Frank asked another question. “One thing
that sticks in my head…why do we still have the file? Why would they leave the file? Even without mentioning the kid, it’s going to look suspicious. After all, we figured it out. Why leave any photos? Why not pitch them all?”
“Because the lack of a file is even more suspicious. I mean they know there is a case, there’s a report on record with the state. If it looks like no work was done, when we know work was done because of expense reports and daily sign out logs for the state car, that will just start the whole investigation over again, and then there is one more person snooping around who needs to be taken care of.”
“So? The veepees can just take care of them the same way.”
“Every time they have to charm or kill a social worker, they risk drawing attention. Eventually they’d have to charm the whole fucking office…it would be a waste of time.”
Frank nodded. “So they just have a worker alter the record to look like there isn’t a kid there. But vampires—” he messed up and just said it. Fortunately, no one seemed to notice. “—eat kids all the time. They don’t go to these elaborate methods. They just feed on the kids and send them back home with their memories wiped.”
Children’s minds were easier to manipulate. That was why vampires favored them as victims. They could feed on a child for years without ever being exposed. When the child grew to the point of resistance, they moved on to another. It was rare for them to actually kill a child, rarer still to kidnap one.

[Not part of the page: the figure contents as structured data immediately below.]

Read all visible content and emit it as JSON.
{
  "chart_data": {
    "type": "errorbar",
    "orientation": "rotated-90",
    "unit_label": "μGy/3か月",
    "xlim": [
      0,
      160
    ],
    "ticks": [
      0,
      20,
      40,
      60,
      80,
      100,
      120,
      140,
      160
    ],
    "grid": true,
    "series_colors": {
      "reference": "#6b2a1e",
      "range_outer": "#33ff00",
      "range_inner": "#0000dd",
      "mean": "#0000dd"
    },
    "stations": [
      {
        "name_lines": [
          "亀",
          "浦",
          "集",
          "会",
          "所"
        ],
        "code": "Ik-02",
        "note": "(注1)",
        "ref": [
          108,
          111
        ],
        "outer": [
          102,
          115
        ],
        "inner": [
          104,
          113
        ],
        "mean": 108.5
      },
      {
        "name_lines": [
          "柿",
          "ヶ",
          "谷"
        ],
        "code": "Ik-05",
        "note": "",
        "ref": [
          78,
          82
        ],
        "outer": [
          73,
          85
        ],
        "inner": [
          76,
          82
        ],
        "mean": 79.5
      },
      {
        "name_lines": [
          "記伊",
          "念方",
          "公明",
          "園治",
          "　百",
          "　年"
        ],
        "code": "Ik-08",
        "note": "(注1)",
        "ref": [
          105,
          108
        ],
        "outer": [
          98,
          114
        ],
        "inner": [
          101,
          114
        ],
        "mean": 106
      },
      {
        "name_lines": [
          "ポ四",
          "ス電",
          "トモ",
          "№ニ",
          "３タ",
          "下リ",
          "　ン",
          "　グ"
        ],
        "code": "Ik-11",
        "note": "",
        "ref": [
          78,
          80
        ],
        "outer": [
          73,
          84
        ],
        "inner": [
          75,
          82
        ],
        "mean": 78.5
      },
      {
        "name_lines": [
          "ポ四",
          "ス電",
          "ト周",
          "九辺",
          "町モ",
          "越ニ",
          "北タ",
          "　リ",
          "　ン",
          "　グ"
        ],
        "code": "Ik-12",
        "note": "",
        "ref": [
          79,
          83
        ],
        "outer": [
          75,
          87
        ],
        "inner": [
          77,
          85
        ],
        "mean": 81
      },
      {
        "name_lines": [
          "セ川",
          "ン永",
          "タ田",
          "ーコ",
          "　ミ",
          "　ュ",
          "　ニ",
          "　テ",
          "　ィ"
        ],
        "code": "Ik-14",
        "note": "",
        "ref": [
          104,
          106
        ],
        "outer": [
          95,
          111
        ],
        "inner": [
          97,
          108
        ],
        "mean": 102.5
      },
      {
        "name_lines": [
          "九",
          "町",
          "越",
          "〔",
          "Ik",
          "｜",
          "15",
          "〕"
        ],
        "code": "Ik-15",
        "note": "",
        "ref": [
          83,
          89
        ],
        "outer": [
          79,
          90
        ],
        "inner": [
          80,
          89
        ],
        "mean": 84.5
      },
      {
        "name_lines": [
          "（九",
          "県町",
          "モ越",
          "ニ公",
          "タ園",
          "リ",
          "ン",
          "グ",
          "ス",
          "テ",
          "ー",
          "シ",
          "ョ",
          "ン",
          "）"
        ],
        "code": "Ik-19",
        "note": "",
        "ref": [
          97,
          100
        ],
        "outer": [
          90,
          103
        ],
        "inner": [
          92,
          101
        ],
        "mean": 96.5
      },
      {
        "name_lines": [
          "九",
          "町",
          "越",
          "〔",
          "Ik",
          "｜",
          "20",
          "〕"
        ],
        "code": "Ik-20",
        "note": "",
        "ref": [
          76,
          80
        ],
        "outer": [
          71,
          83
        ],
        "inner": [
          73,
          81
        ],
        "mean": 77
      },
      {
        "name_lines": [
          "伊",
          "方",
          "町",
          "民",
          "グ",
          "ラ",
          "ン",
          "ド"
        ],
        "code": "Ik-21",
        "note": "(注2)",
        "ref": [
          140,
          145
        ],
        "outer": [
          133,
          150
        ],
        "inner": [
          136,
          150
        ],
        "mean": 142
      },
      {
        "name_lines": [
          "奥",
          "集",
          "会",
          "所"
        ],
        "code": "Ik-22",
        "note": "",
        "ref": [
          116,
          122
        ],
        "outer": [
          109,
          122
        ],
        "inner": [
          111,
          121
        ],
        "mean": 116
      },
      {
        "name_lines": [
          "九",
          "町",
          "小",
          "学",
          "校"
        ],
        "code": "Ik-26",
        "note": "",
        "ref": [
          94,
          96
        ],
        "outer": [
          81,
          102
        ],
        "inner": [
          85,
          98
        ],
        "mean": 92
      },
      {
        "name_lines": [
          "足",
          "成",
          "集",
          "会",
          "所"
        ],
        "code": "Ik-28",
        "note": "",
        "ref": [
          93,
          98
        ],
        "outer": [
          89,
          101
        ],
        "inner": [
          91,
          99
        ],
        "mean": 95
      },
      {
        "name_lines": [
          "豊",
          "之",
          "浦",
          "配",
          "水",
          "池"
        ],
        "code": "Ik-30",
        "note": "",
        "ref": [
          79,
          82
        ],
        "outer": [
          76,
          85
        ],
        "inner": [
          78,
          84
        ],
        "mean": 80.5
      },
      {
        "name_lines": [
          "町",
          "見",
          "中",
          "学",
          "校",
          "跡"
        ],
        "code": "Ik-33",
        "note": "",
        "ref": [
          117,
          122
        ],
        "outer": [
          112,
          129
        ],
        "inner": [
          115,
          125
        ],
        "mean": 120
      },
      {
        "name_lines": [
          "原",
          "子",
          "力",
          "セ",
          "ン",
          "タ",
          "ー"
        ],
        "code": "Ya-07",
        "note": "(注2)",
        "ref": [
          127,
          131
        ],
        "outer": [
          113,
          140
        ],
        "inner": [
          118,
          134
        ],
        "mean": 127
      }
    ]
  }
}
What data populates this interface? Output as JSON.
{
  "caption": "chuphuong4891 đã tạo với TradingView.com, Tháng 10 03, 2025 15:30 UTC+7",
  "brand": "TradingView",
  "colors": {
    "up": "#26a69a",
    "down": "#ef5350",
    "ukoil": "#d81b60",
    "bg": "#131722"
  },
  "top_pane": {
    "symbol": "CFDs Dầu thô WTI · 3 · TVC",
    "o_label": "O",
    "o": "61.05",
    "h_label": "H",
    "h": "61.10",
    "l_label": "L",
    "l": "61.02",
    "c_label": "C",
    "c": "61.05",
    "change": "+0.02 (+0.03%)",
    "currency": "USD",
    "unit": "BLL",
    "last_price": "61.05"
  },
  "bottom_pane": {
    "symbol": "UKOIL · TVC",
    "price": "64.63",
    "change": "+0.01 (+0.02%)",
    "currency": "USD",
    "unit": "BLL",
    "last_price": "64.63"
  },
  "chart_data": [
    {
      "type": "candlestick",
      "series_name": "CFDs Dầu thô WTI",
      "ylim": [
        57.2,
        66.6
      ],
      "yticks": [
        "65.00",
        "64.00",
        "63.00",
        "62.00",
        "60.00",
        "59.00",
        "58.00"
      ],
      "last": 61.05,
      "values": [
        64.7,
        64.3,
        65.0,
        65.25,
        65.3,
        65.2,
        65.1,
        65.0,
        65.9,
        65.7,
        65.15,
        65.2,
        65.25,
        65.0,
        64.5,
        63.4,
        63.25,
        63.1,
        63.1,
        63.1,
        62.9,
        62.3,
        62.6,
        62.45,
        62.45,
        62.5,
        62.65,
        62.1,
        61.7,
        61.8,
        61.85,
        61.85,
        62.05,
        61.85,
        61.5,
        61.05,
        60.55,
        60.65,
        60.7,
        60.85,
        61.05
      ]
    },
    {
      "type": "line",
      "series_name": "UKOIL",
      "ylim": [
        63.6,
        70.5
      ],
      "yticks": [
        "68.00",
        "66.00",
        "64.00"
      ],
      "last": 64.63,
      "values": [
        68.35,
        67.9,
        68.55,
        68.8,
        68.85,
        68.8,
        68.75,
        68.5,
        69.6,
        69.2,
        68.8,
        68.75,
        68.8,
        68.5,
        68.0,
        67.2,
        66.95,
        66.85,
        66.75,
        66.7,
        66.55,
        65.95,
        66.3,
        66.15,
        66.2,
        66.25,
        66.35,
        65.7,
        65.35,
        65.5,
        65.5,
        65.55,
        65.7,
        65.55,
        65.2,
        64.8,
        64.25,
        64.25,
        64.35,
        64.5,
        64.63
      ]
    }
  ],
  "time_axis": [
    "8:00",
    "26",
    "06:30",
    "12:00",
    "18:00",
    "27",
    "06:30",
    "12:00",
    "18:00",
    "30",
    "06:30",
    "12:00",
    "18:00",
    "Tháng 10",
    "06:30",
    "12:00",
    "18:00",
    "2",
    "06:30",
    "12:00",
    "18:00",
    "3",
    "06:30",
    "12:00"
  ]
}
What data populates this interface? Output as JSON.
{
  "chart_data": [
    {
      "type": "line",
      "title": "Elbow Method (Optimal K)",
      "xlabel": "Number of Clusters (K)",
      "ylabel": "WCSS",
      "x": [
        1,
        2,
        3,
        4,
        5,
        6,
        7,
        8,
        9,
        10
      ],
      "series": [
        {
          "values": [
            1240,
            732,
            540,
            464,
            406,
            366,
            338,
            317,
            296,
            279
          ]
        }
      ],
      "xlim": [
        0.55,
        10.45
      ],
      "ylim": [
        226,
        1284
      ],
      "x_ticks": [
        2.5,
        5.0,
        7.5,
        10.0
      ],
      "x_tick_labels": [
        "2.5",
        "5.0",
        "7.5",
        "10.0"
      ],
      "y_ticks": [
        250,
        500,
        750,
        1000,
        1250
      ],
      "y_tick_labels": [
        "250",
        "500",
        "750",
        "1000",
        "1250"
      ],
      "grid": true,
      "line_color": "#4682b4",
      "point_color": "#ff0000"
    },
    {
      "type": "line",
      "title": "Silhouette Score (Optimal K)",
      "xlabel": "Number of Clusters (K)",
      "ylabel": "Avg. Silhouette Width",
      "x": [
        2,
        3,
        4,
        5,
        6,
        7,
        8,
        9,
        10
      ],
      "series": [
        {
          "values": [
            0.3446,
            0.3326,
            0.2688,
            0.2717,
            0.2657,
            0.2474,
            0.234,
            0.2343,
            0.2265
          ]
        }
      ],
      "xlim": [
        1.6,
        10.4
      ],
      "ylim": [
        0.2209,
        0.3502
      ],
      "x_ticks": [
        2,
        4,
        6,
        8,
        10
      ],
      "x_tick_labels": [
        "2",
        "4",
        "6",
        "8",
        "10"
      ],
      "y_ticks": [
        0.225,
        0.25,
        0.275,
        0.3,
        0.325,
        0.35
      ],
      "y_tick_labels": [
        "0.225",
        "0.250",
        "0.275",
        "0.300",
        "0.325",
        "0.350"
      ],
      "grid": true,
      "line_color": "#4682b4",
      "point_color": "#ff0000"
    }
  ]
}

“You have another problem. This is all circumstantial to the point of being stupid. Not only do you lack evidence of a kid, you can’t even prove there is evidence of a kid.”
“There’s a kid, Frank.”
“I believe you, but that isn’t the point. The point is you can’t start investigating something until you can prove there’s something to investigate. There aren’t any photos of a kid or a kid’s room, so why did the worker take photos?” Frank shrugged rhetorically. “Maybe she took the photos to show there wasn’t a kid in the house. If a neighbor is saying you have a kid, the only way to prove you don’t is to let people look around your place for evidence of kids. Janice might have taken photographs to prove it.”